Overview of Prison Offenses
Even after a defendant has been convicted and sentenced to a prison term, he may be charged, convicted, and sentenced again for any offenses committed while in prison. A prison is defined as a correctional or detention facility. Although states vary on the types of chargeable prison offenses, there are some general offenses both under numerous state laws and under federal law.
It is not legal for an inmate to provide or attempt to provide contraband to another inmate. Contraband is defined as a weapon or some item that may be used as a weapon. The inmate is not permitted to make, possess or obtain any type of contraband. The mere possession of contraband is chargeable. The prosecution is not required to show that the inmate moved the contraband from point A to point B, it only needs to be shown that the inmate possessed contraband. It is also an offense for a visitor or some other individual to provide the inmate with contraband.
Participation in Mutiny or Riot
It is not legal for an inmate to participate in a mutiny or riot. Proof of participation by itself is sufficient to support a conviction of this offense. Participation includes:
- Willfully attempting to cause a mutiny or riot.
- Assisting in causing a mutiny or riot.
- Conspiring to cause a mutiny or riot.
A mutiny is defined as resisting a warden or detention officer in the free and lawful exercise of their power. The prosecution must show that the inmate’s actions were sufficient to sustain a claim of mutiny.
Sexual Assault and Assault Offenses
If an inmate commits an assault or a sexual assault on another inmate or detention officer he may be charged with an assault offense. The elements are generally the same for the assault offenses as if they were committed while outside of prison.

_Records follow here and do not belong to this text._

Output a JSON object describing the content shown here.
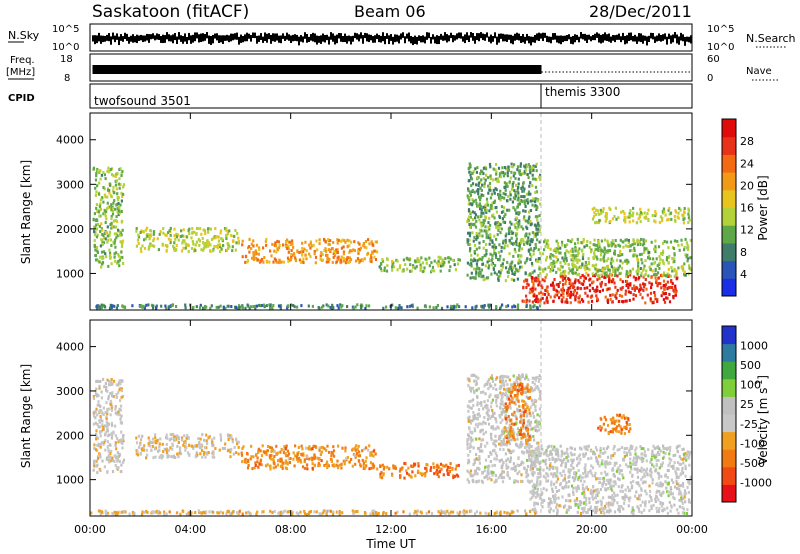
{
  "header": {
    "radar": "Saskatoon (fitACF)",
    "beam": "Beam 06",
    "date": "28/Dec/2011"
  },
  "strip_labels": {
    "nsky": "N.Sky",
    "nsky_ticks": [
      "10^5",
      "10^0"
    ],
    "nsearch": "N.Search",
    "nsearch_ticks": [
      "10^5",
      "10^0"
    ],
    "freq_line1": "Freq.",
    "freq_line2": "[MHz]",
    "freq_ticks": [
      "18",
      "8"
    ],
    "nave": "Nave",
    "nave_ticks": [
      "60",
      "0"
    ],
    "cpid": "CPID"
  },
  "cpid_segments": [
    {
      "label": "twofsound 3501",
      "start_hour": 0
    },
    {
      "label": "themis 3300",
      "start_hour": 18
    }
  ],
  "power_panel": {
    "ylabel": "Slant Range [km]",
    "yticks": [
      "1000",
      "2000",
      "3000",
      "4000"
    ],
    "colorbar_label": "Power [dB]",
    "colorbar_ticks": [
      "4",
      "8",
      "12",
      "16",
      "20",
      "24",
      "28"
    ]
  },
  "velocity_panel": {
    "ylabel": "Slant Range [km]",
    "yticks": [
      "1000",
      "2000",
      "3000",
      "4000"
    ],
    "colorbar_label": "Velocity [m s",
    "colorbar_label_sup": "-1",
    "colorbar_ticks": [
      "-1000",
      "-500",
      "-100",
      "-25",
      "25",
      "100",
      "500",
      "1000"
    ]
  },
  "x_axis": {
    "label": "Time UT",
    "ticks": [
      "00:00",
      "04:00",
      "08:00",
      "12:00",
      "16:00",
      "20:00",
      "00:00"
    ]
  },
  "chart_data": [
    {
      "type": "heatmap",
      "title": "Power",
      "x_range_hours": [
        0,
        24
      ],
      "y_range_km": [
        180,
        4600
      ],
      "color_scale": {
        "min": 0,
        "max": 30,
        "unit": "dB",
        "colors": [
          "#1a2ee6",
          "#2a55b8",
          "#3f7d6a",
          "#5fa84a",
          "#b3d23a",
          "#e8c51e",
          "#f29a18",
          "#f26a12",
          "#e8321a",
          "#e00c0c"
        ]
      },
      "echo_regions": [
        {
          "t0": 0.1,
          "t1": 1.4,
          "r0": 1100,
          "r1": 3400,
          "level": 12
        },
        {
          "t0": 1.8,
          "t1": 6.0,
          "r0": 1450,
          "r1": 2050,
          "level": 14
        },
        {
          "t0": 6.0,
          "t1": 11.5,
          "r0": 1200,
          "r1": 1800,
          "level": 20
        },
        {
          "t0": 11.5,
          "t1": 14.8,
          "r0": 1000,
          "r1": 1400,
          "level": 12
        },
        {
          "t0": 15.0,
          "t1": 18.0,
          "r0": 800,
          "r1": 3500,
          "level": 10
        },
        {
          "t0": 17.2,
          "t1": 23.5,
          "r0": 300,
          "r1": 1000,
          "level": 26
        },
        {
          "t0": 18.0,
          "t1": 24.0,
          "r0": 900,
          "r1": 1800,
          "level": 12
        },
        {
          "t0": 20.0,
          "t1": 24.0,
          "r0": 2100,
          "r1": 2500,
          "level": 14
        },
        {
          "t0": 0.0,
          "t1": 18.0,
          "r0": 180,
          "r1": 330,
          "level": 8
        }
      ]
    },
    {
      "type": "heatmap",
      "title": "Velocity",
      "x_range_hours": [
        0,
        24
      ],
      "y_range_km": [
        180,
        4600
      ],
      "color_scale": {
        "min": -1000,
        "max": 1000,
        "unit": "m s-1",
        "colors": [
          "#e8111a",
          "#f24a14",
          "#f27a12",
          "#f0a020",
          "#c8c8c8",
          "#c0c0c0",
          "#7fcf3a",
          "#3fa83f",
          "#2f7aa0",
          "#2233cc"
        ]
      },
      "echo_regions": [
        {
          "t0": 0.1,
          "t1": 1.4,
          "r0": 1100,
          "r1": 3300,
          "level": -60
        },
        {
          "t0": 1.8,
          "t1": 6.0,
          "r0": 1450,
          "r1": 2050,
          "level": -150
        },
        {
          "t0": 6.0,
          "t1": 11.5,
          "r0": 1200,
          "r1": 1800,
          "level": -400
        },
        {
          "t0": 11.5,
          "t1": 14.8,
          "r0": 1000,
          "r1": 1400,
          "level": -500
        },
        {
          "t0": 15.0,
          "t1": 18.0,
          "r0": 900,
          "r1": 3400,
          "level": 0
        },
        {
          "t0": 16.5,
          "t1": 17.6,
          "r0": 1800,
          "r1": 3200,
          "level": -450
        },
        {
          "t0": 17.5,
          "t1": 24.0,
          "r0": 200,
          "r1": 1800,
          "level": 0
        },
        {
          "t0": 20.2,
          "t1": 21.6,
          "r0": 2000,
          "r1": 2500,
          "level": -450
        },
        {
          "t0": 0.0,
          "t1": 18.0,
          "r0": 180,
          "r1": 330,
          "level": -200
        }
      ]
    }
  ]
}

The prosecution is required to prove that the inmate intentionally and offensively touched another inmate or detention officer.

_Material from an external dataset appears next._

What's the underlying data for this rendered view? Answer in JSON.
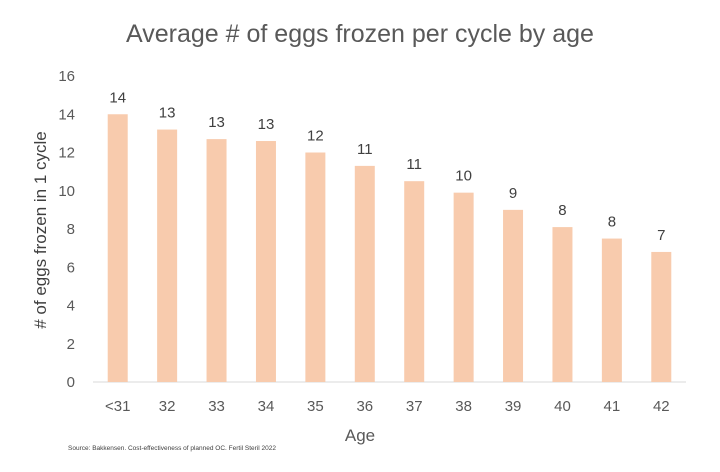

If an inmate possesses contraband and then commits an offense with the contraband, he may be charged, convicted, and sentenced for both offenses. No double jeopardy violation occurs if the inmate has a knife and then subsequently stabs another inmate to death, and thereafter is charged with possessing contraband and murder. Possessing contraband is not a lesser-included offense of murder, thus no double jeopardy violation results.